実際は、すべてスタッフが列車に持ち込んでいて、火野さんは役者ですから、自分で荷物を運ぶなんてことはしません。まあ、当然ですね。
さらにわかったことは、火野さんは連日「歯痛」で苦しんでいたそうで、この日も歯が痛くてしかたなかったっと書かれていました。
どうりで、あまり元気がないように見えたのは、そのせいだったんでしょうね。
嫌な顔せず、おしゃべりに付き合っていただいてありがとうございました。すっかり、火野正平ファンになっちゃいましたね。
それから、火野さんは自分と同じ目黒区生まれだったんですね。
この時知っていれば、もっと、もっとローカルなお話しできたのに、残念でした。
・
・
・
騒ぎが終わると、駅前はまた誰もいなくなり自分一人だけとなった。
何だったんだろうか、この騒ぎは。
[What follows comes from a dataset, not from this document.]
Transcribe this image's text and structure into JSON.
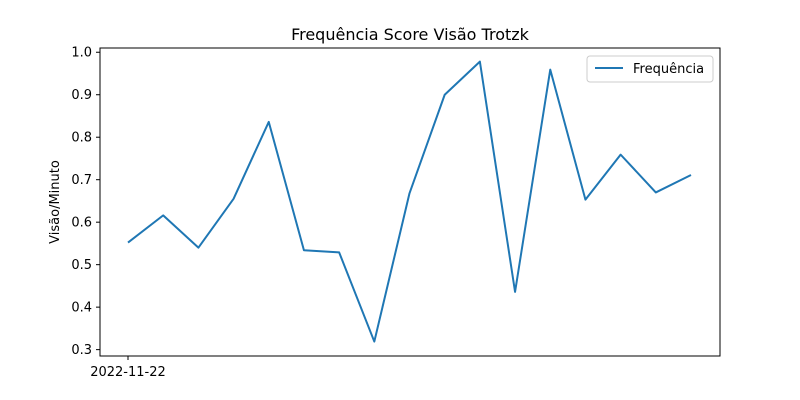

自分も相当興奮してしまい、何が何だかわからないままだった。
でも、なかなかないですよね、こんなこと。
よりによって、ツーリング中に「NHK こころ旅」に出会い、芸能人 火野正平と語り、一緒に写真撮ったんですから。
もしかしたら、自分がTVに出ちゃうかも?! どうしよう?! みんなに知らせないと! なんて期待が沸いてきて、もー大変です。
それからしばらくは、仲間に連絡したり、あの詳しい人は一体誰なのか調べてもらったり、今日のロケの放送予定を調べたり・・・
あれこれ、仲間とやり取りしたり、ネットで調べたりしていろいろ判明。
あの詳しい方は、埼玉の自転車ショップの方で、「こころ旅」に同行しているメカニックの方だそうです。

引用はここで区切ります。